Sunday, March 17, 2024

Victorian Reading Challenge 2024

A Pleasant Corner by John Callcott Horsley, 1865

Another reading challenge I have in progress is a Victorian Reading Challenge I set for myself.  I have a lifelong fascination with the Victorian era and its literature, and I was delighted to discover some Victorian challenges from years past at Becky's Book Reviews.  I would like to credit Becky and thank her for the inspiration, as I modified and adapted her old challenges to create my list.  

What is it that I love so much about Victorian literature?
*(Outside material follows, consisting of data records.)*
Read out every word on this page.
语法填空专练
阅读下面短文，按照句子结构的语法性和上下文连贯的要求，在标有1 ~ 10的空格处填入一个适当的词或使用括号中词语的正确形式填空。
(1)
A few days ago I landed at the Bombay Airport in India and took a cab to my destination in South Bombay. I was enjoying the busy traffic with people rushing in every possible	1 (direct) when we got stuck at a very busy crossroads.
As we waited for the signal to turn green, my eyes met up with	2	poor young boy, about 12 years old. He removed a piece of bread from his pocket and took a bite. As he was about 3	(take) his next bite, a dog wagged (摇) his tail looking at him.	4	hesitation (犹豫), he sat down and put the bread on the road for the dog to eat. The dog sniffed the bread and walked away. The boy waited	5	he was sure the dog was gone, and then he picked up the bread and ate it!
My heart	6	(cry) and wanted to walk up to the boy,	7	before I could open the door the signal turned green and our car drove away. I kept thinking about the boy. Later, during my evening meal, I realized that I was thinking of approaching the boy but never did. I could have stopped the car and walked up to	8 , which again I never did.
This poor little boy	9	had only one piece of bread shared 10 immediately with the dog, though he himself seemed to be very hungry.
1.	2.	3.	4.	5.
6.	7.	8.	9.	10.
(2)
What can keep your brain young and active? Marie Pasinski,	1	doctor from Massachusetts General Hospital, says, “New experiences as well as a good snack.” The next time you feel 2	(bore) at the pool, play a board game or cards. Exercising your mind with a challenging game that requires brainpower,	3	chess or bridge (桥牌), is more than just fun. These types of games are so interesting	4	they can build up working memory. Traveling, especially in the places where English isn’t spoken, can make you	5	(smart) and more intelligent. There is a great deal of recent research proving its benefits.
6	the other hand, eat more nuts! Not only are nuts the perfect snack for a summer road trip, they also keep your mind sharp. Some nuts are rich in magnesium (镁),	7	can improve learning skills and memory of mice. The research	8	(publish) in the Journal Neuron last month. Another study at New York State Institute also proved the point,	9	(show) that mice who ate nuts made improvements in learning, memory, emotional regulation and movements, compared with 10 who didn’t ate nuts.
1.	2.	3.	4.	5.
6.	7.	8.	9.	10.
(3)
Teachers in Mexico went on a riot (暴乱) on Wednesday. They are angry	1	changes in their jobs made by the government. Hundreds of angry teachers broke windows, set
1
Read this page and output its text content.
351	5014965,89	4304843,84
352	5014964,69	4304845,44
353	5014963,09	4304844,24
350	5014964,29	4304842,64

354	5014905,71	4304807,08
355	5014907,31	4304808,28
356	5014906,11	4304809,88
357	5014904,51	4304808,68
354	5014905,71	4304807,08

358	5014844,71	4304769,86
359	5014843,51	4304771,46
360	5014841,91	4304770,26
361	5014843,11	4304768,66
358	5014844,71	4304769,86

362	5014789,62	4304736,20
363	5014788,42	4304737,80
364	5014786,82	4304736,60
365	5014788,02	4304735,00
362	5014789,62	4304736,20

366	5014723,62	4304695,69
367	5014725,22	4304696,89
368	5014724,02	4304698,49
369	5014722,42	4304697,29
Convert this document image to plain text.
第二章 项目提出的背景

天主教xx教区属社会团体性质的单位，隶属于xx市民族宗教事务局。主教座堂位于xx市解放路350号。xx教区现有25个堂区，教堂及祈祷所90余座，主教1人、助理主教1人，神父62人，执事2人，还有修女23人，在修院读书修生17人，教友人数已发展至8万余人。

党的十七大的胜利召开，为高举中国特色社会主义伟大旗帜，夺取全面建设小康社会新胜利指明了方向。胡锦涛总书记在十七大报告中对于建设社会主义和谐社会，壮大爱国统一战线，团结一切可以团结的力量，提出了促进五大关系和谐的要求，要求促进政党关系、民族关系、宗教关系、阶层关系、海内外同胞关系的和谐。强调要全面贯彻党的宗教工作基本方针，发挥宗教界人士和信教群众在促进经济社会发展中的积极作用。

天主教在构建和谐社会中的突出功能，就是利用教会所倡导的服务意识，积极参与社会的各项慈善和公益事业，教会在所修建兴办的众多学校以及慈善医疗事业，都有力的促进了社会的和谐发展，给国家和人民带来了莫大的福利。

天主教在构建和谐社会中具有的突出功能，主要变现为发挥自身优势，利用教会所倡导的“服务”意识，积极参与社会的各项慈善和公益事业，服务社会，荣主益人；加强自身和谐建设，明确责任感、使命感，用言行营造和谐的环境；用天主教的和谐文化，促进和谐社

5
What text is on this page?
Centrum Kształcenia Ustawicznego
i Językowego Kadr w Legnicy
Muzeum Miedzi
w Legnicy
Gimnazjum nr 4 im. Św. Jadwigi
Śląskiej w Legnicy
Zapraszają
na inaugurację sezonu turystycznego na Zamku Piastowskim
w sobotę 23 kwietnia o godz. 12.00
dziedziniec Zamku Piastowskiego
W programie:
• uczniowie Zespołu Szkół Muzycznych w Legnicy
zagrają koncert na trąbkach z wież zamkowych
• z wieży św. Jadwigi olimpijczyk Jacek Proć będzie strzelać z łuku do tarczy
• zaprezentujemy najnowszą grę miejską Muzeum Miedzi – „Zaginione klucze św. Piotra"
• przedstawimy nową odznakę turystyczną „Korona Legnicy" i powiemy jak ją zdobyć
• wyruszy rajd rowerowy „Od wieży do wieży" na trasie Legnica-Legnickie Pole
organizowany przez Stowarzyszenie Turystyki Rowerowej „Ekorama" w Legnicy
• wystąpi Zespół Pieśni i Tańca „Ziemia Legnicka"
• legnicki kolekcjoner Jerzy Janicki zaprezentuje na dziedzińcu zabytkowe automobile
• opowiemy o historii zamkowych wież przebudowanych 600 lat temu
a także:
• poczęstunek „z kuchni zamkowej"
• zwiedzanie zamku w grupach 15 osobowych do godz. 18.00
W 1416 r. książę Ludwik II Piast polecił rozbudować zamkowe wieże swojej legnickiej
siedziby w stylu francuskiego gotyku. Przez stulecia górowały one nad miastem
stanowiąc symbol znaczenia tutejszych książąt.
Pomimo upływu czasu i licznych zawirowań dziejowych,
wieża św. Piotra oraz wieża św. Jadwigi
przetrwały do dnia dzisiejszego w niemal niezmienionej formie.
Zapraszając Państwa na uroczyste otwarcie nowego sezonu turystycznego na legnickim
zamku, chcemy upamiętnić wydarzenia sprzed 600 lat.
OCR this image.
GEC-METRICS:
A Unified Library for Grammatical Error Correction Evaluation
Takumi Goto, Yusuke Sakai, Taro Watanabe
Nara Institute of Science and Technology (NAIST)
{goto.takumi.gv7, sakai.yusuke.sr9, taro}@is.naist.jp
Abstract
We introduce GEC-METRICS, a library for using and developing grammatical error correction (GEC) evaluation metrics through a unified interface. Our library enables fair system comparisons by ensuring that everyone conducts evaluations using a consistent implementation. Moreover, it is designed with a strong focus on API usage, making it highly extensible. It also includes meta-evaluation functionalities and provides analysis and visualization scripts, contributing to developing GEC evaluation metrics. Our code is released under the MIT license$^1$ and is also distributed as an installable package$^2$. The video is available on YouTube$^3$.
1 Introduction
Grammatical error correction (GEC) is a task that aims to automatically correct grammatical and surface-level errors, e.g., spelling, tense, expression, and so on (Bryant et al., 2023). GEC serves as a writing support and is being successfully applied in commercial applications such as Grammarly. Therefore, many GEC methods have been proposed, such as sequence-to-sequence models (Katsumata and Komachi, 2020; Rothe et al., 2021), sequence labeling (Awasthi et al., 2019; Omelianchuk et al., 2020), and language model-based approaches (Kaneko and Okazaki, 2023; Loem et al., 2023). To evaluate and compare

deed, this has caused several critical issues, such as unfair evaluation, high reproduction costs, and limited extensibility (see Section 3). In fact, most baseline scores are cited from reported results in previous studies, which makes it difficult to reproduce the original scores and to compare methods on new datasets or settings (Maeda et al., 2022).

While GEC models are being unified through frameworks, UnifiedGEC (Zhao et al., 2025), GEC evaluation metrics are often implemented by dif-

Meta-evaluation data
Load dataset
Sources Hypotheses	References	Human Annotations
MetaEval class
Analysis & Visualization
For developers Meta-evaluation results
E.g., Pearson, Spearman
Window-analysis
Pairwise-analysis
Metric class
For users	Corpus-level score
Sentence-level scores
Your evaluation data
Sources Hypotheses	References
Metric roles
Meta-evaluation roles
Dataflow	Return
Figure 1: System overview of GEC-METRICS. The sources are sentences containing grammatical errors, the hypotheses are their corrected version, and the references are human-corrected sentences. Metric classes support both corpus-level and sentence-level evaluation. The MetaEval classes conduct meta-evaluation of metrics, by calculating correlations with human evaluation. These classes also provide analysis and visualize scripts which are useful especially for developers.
The Victorian era stretches one hand out to tentatively brush fingers with our modern world, while the other reaches backward, clinging fondly to the traditions of a fading rural past.  Fed by the twin streams of aesthetic Romanticism and Enlightenment rationalism and innovation, the landscape of Victorian art and literature is one of contrast, contradiction, and permutation in which anything may happen.  The luminous beauty of a pre-Raphaelite painting graces a stylish and well-polished drawing room, while mere blocks away, buildings smeared with coal dust crumble to ruin, cholera lurks in the water - and Mr. Hyde may be just around the corner.  Gaslit streets, typewriters, and phonographs are wonders of modern invention - yet your neighbor may still turn out to be a vampire. Detectives begin to practice scientific deduction and forensic investigation, but ghosts, cursed diamonds, and madwomen in the attic are not entirely off the table.  The age of industrialization brings us novels of social concern over poverty and pollution in the northern mill towns, while other writers trade union meetings for harvest festivals and seek to capture the seasonal rhythms of a vanishing agrarian life.  Writers begin exploring social questions about marriage, class, education, and the role of women.  Characters begin to be developed more fully, and we see the stirrings of psychological interest.  Add to this the vivid and descriptive prose of some of the greatest masters of the English language. 

I have chosen 24 books for 2024!  I may never read this many Victorian novels in one year again, but I really wanted to immerse myself in Victorian literature this year.  This challenge is truly a labor of love for me.  The categories are helpful in ensuring that I read broadly across the era.  Without further ado, here is my list:

Book published in the 1840s - Mary Barton by Elizabeth Gaskell
Male Author - Esther Waters by George Moore 1/15/24
Female Author - Shirley by Charlotte Bronte
Book with a name as the title - Trilby by George du Maurier
Book published in serial format - Vanity Fair by William Makepeace Thackeray
Book published 1837-1840 - Oliver Twist by Charles Dickens 2/26/24
Book published in the 1850s - Ruth by Elizabeth Gaskell
Children's Book - Black Beauty by Anna Sewell 1/13/24
Book of YOUR choice - The Beetle by Richard Marsh 1/12/24
Charles Dickens - David Copperfield
Book set in England - Under the Greenwood Tree by Thomas Hardy 3/15/24
Victorian Nonfiction - The Renaissance: Studies in Art and Poetry by Walter Pater
Book published in the 1860s - The Mill on the Floss by George Eliot
Reread of your choice - Silas Marner by George Eliot 2/9/24
Anthony Trollope - The Warden 1/9/24
Mystery, Suspense, Sensation - Lady Audley's Secret by Mary Elizabeth Braddon
Book over 400 pages - Middlemarch by George Eliot
Book published in the 1870s - The Return of the Native by Thomas Hardy
Wilkie Collins - The Moonstone 3/11/24
Book published in the 1890s - The Odd Women by George Gissing
Book that has been adapted into a movie - The Woodlanders by Thomas Hardy
Book published 1900-1901 - Kim by Rudyard Kipling 3/17/24
Collection (poetry, stories, etc.) - The Adventures of Sherlock Holmes by Sir Arthur Conan Doyle
Book published in the 1880s - Three Men in a Boat by Jerome K. Jerome

I have already completed 9 titles.  Many of these books are going towards my Classics Club Challenge, and I have also counted Silas Marner as my re-read classic for the Tea and Ink Society Challenge.  Currently reading Three Men in a Boat and reveling in the humor!